I’m in my fifties, and like many others, 1967 was such a memorable year. I was lucky to be in London, and I lived through and experienced many of the seminal moments.
Although music, fashion and, indeed, life was obviously changing with the advent of the Beatles in '63, I first noticed that things were getting a little ‘strange’ in autumn 1966. (Tomorrow Never Knows).
From then through winter '66 and spring '67, there was a magic in the air. We were experiencing things we’d never felt before, we were wrapped up with each other in real kinship. One example of ‘us versus them’ was when I was walking in London in all my flower child finery (flowers in my hair, kaftan, long hair), and I passed a matronly, tweedy old woman who looked me up and down, and spat out “your type of filth should be wiped off the streets.” You knew which side you were on in those days!
We really did believe that love and peace would win, and that we would burst through the clouds into a world of eternal sunshine (where flowers would grow incredibly high).

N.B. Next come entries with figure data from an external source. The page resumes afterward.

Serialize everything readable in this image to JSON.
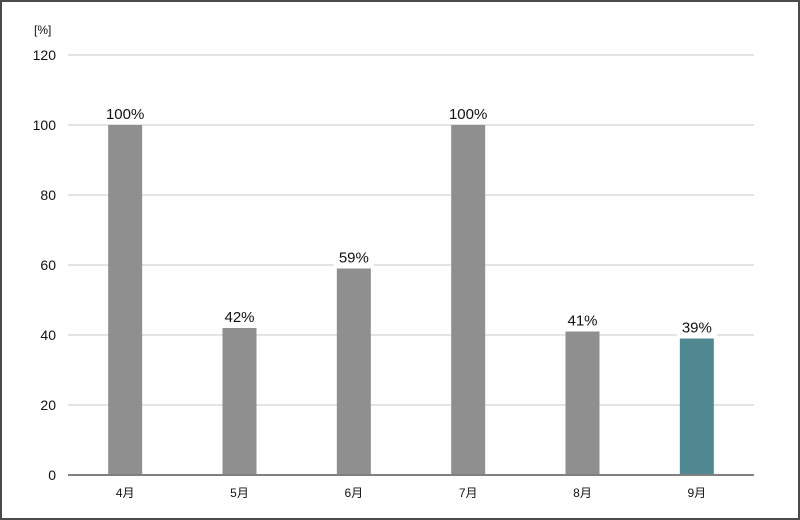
{
  "chart_data": {
    "type": "bar",
    "unit_label": "[%]",
    "categories": [
      "4月",
      "5月",
      "6月",
      "7月",
      "8月",
      "9月"
    ],
    "values": [
      100,
      42,
      59,
      100,
      41,
      39
    ],
    "data_labels": [
      "100%",
      "42%",
      "59%",
      "100%",
      "41%",
      "39%"
    ],
    "ylim": [
      0,
      120
    ],
    "yticks": [
      0,
      20,
      40,
      60,
      80,
      100,
      120
    ],
    "grid": true,
    "legend": "none",
    "colors": {
      "default_bar": "#8f8f8f",
      "highlight_bar": "#4f8890",
      "highlight_index": 5,
      "grid": "#c8c8c8",
      "axis": "#808080"
    }
  }
}
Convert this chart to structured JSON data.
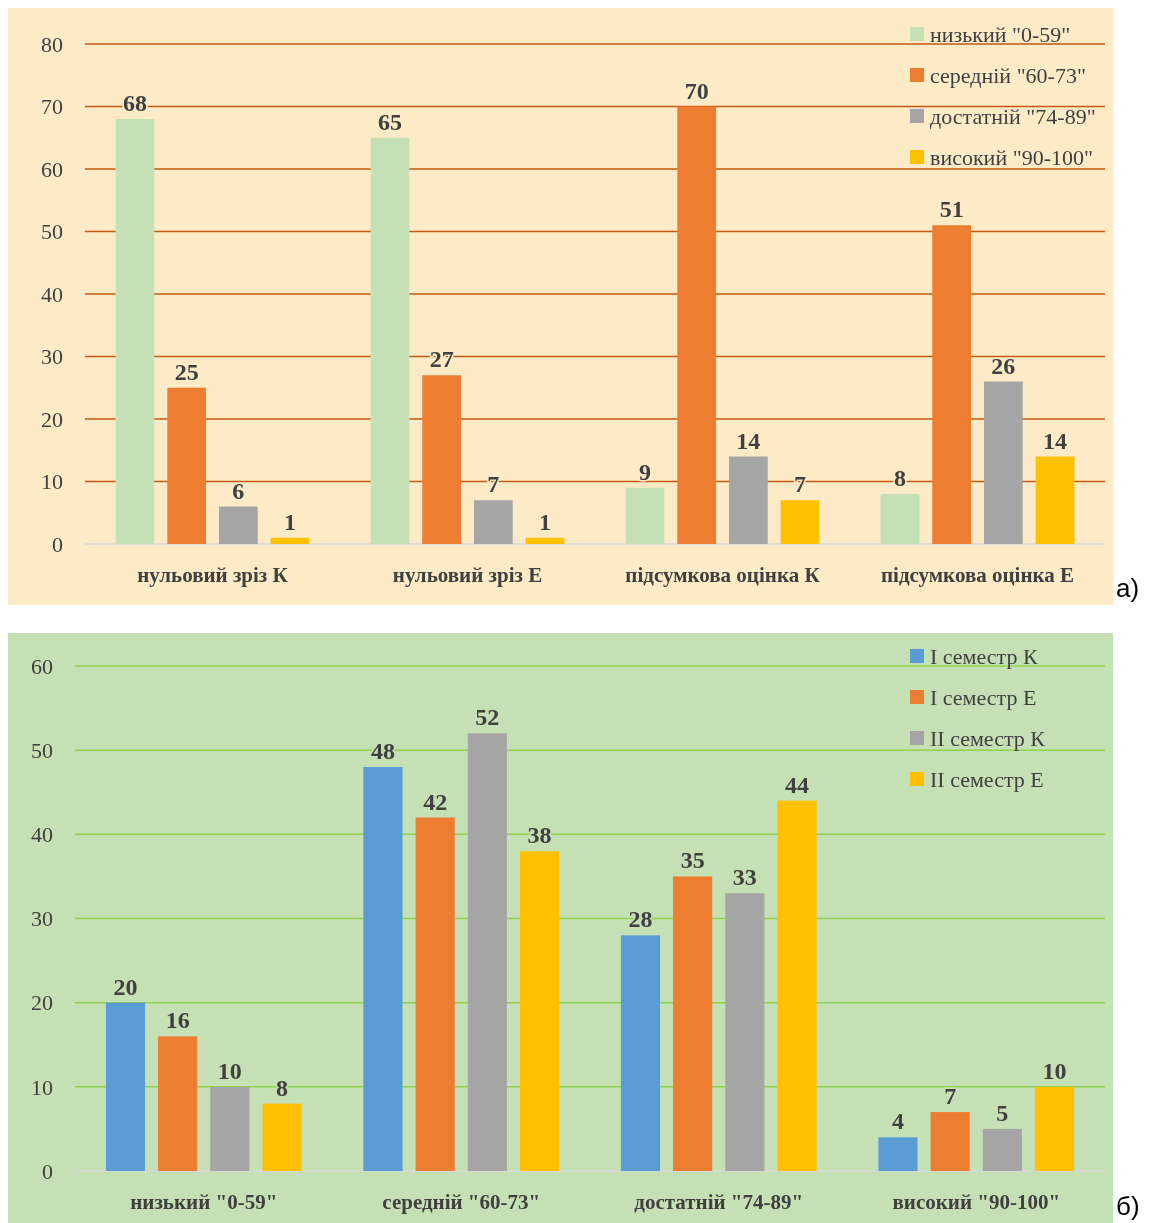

Summer '67 was a culmination. But the trouble with culminations is where do you go after you’ve peaked? And so it was in autumn '67 (the death of the hippy, the shutting down of pirate radio*), the flowers dying, the leaves turning brown. We *knew *that it was ending, and the feeling of sadness and the terrible feeling of loss was almost unbearable. Think of the line through Revolver, Sgt Pepper/Magical Mystery Tour, and the comedown of the White Album. (I’m not talking quality here, just the innovation and extravagance of the psychedelic albums). The same with the Byrds: the sparkle of Younger Than Yesterday, the gleaming depth of Notorious Byrd Brothers, and then the back to roots Sweetheart of the Rodeo.
Does anyone else feel the same: the feeling of nostalgia in late '67 for a time just passed?
*Pirate radio stations were ships in the North Sea that broadcast American style formats and were beyond government control. John Peel’s Perfumed Garden was an unsurpassed example. Imagine (American readers) that your favourite stations were closed down overnight. That’s what happened to us.